Josée avait levé un index sentencieux.

— On n’est jamais trop prudent. Surtout quand on commence à vieillir. Faut quand même regarder la réalité en face. On n’a plus vingt ans.

— Mais on en n’a pas soixante-dix, non plus.

La réponse de Jeanne avait été un peu sèche. Trop sèche. Il n’en fallait pas davantage pour que Josée s’entête. Elle connaissait Jeanne depuis l’école secondaire et quand celle-ci devenait distante, c’était habituellement qu’elle était mal à l’aise.

— J’insiste, fit-elle après avoir humé son café.

Quand Josée avait quelque chose en tête ! Jeanne ferma les yeux d’impatience au moment où son amie reprenait, d’une voix grave :

— J’insiste, répéta-t-elle après avoir bu une petite gorgée brûlante. À quand remonte ton dernier check-up ? C’est important. Moi, je passe une batterie de tests tous les deux ans. Comme ça, je ne risque pas de me réveiller avec une maladie bizarre incurable. Mammographie, prises de sang, test d’urine… Les microbes n’ont qu’à bien se tenir. Alors ? Et toi ? Même si je te sais allergique aux médecins, à part ton Thomas, bien sûr, ça fait combien de temps que tu n’as pas consulté ?

Jeanne haussa une épaule qui se voulait indifférente.

— Ce qui se passe entre le médecin et moi ne te regarde pas, répliqua-t-elle sur la défensive. De toute façon, je ne suis pas comme toi. Je n’ai pas besoin de courir chez le médecin deux fois par mois pour me sentir en sécurité et en santé. On en a déjà parlé. Comme toi, j’imagine régulièrement le pire, mais contrairement à toi, je ne panique pas. Avoue que tu exagères un peu ! Tu t’affoles au moindre petit bobo et tu n’as jamais rien. C’est en partie à cause de gens comme toi que notre système de santé est engorgé.

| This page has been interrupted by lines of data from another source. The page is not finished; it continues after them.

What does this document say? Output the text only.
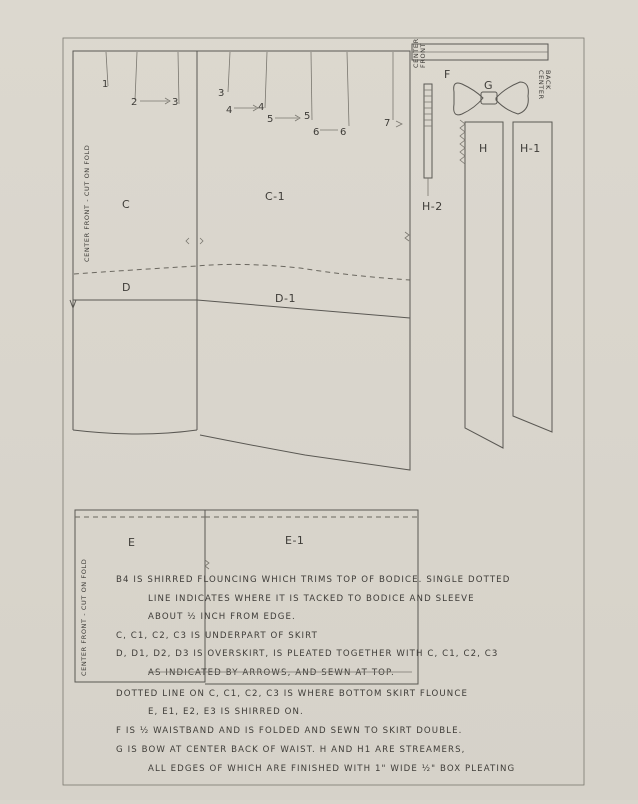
1
2	3
CENTER FRONT - CUT ON FOLD	C
3
4	4
5	5
6 6
7
C-1
D
D-1
CENTER FRONT
CENTER BACK
F
G
H-2
H	H-1
CENTER FRONT - CUT ON FOLD
E	E-1
B4 IS SHIRRED FLOUNCING WHICH TRIMS TOP OF BODICE. SINGLE DOTTED
LINE INDICATES WHERE IT IS TACKED TO BODICE AND SLEEVE
ABOUT ½ INCH FROM EDGE.
C, C1, C2, C3 IS UNDERPART OF SKIRT
D, D1, D2, D3 IS OVERSKIRT, IS PLEATED TOGETHER WITH C, C1, C2, C3
AS INDICATED BY ARROWS, AND SEWN AT TOP.
DOTTED LINE ON C, C1, C2, C3 IS WHERE BOTTOM SKIRT FLOUNCE
E, E1, E2, E3 IS SHIRRED ON.
F IS ½ WAISTBAND AND IS FOLDED AND SEWN TO SKIRT DOUBLE.
G IS BOW AT CENTER BACK OF WAIST. H AND H1 ARE STREAMERS,
ALL EDGES OF WHICH ARE FINISHED WITH 1" WIDE ½" BOX PLEATING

— Oh là ! Madame est grimpée sur ses grands chevaux !

Jeanne avait piqué la susceptibilité de Josée. Par contre, elle n’avait pas tort quand elle laissait entendre que son amie exagérait. Et cette dernière le savait fort bien. Josée choisit donc de tourner le tout à la blague. Elles n’étaient toujours pas pour se disputer pour trois fois rien, comme le disait Jeanne.

— D’accord, j’avoue que j’exagère, admit-elle en soupirant. Là, t’es contente ? Mais entre mes courses bimensuelles chez le docteur et ton refus de consulter, il pourrait peut-être y avoir un juste milieu, non ?

— Peut-être, concéda Jeanne après un bref moment de réflexion. Je te promets d’agir si, à mon retour de vacances, les douleurs persistent. Ça va comme ça ? Mais pour l’instant, on change de sujet.

À son tour, Josée hésita un peu, scruta le visage de Jeanne d’un œil sévère, puis décida de laisser tomber.

— Si tu veux. On va donc parler de Mongolie et je me donne tout l’après-midi, s’il le faut, pour te convaincre de convaincre Thomas pour que vous veniez avec nous. Je le confesse, moi, la Mongolie, ça ne me tente pas du tout. Mais peut-être qu’à quatre…

Les deux femmes passèrent donc la fin de l’avant-midi et l’heure du repas à discuter d’un éventuel voyage entre amis. Après tout, pourquoi pas ? Une expédition à dos de chameau devrait paraître assez exotique aux yeux de Thomas, lui qui s’était promis quelques folies au moment de la retraite. Et l’été prochain, il serait justement un jeune retraité !

Quand Josée la quitta sur le coup de deux heures, Jeanne avait retrouvé un moral à toute épreuve. Était-ce d’être restée assise un long moment qui avait atténué la douleur qu’elle ressentait au matin ? Probablement. Mais, c’était un fait : sa jambe ne la faisait presque plus souffrir. Cela suffit amplement pour que Jeanne se répète, soulagée, que tout cela n’était que des broutilles. Un peu de soleil au Mexique et elle oublierait qu’un jour, son genou gauche avait été douloureux.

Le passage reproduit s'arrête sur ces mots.